I equip a lizal forked boomerang, guardian shield and my strongest bow with lightning arrows, and step into the arena.  The shrine guardian comes out, and it’s similarly equipped as the other guardian I fought on the Major Test at the island shrine, but this one somehow seems less aggressive.  It’s attack timing seems slower, its defense seems a bit less tight, and I’m able to stun it with electric shocks from the arrows, run up and hit it several times, then back out of its way before it unleashses its attacks, which mostly miss feebly.  Then I nail it with another electric arrow, run in, and pound it some more. 

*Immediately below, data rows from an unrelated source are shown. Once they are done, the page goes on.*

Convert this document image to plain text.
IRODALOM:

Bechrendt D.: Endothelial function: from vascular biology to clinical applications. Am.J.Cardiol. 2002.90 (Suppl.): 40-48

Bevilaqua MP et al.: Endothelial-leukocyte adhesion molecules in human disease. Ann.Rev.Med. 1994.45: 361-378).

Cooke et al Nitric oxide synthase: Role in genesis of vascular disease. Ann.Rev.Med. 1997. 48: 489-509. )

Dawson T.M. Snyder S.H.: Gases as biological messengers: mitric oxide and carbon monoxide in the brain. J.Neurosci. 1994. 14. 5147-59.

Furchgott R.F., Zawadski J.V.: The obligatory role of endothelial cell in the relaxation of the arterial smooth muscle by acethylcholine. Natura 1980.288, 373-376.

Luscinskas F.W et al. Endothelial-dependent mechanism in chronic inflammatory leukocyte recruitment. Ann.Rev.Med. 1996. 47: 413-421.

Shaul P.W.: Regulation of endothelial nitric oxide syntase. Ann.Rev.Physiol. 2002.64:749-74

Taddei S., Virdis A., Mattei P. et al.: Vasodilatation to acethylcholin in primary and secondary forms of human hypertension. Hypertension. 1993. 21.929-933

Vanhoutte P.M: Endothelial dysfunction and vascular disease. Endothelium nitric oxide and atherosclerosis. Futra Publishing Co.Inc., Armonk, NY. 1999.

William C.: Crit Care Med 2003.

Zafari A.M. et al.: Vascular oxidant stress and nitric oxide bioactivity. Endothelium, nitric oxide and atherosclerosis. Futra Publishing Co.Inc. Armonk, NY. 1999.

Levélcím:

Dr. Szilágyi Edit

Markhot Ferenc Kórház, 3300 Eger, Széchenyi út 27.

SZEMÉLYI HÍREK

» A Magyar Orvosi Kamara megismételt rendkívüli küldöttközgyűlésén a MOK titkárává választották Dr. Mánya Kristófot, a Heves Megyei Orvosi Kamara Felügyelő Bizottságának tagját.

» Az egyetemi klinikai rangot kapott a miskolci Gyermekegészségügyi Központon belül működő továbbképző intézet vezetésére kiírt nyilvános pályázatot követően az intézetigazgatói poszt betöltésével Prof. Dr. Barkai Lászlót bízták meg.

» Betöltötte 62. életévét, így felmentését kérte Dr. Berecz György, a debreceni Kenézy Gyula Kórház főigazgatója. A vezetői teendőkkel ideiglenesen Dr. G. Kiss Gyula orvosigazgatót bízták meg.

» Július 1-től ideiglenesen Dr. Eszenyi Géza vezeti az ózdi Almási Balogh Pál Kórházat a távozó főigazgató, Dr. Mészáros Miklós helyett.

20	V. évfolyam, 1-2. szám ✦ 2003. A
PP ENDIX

It has a very large health bar of 3000 hit points, and my attacks don’t do a lot to it, but gradually they wear it down. I break the forked boomerang, and switch to a stronger weapon, my greater Thunderblade, which I’d been saving for special combats.  I can’t use a shield with it, as it’s two-handed, but I discover that I can keep a shield equipped, and if I sheath the weapon, by pressing B, it allows me to bring up the shield, by holding the Z-left trigger, nearly instantly, and thus I can defend myself a bit better than I thought I could while armed with a 2-handed weapon.  It’s a little bit slower, and more button pressing, but more than manageable.

I bring the shrine Guardian down to about 1/2 of its health with the Thunderblade, when it, too breaks.  Next, I switch to my most powerful weapon, called the Blade of Duality, a monstrous 50 attack rating 2-handed greatsword that I’d found somewhere recently and had been saving for a combat such as this.  

I break this weapon on the Guardian as well, but by now it’s down to about 1/4 of its health, and I feel confident that I’ll be able to beat it.  I’ve taken damage from a few of its attacks, though, and had to eat two prepared foods in order to bring my hitpoints back up. But I note that my improved armor and my larger life bar now mean that one attack from this thing is not enough to one-shot me into fairy resurrection territory — and that’s a very good thing, because at the moment I have 0 fairies.

It does one of those spinning attacks that are unavoidable, but I manage to duck behind a pillar, which absorbs the attack for me, and then blast it again with a lightning arrow, stunning it, and run in and wail on it with the Blade of Duality.

After the Blade of Duality breaks, I switch to a Guardian Axe+ that I had won in a previous combat shrine challenge.  I beat on the guardian until it can’t walk anymore, but now it’s using its beam weapon to shoot super blasts at me, and it destroys two of my shields, and forces me to eat another meal.  I can’t get close enough to hit it with a melee weapon, and arrows don’t seem to stun it any longer.  It only has a little bit of life bar left, but I need to take it down quickly.  I switch to bomb arrows, and it takes three of them to do the job.  

It explodes, sending a shower of ancient parts and drops its weapons and shield, which I pick up, and then I go collect my spirit orb.

I’ve done it! I defeated a Major Test of Strength!  It took nearly everything I had, but it was do-able.  I have clearly made tangible progress in this game!

I have a small celebration involving alcohol.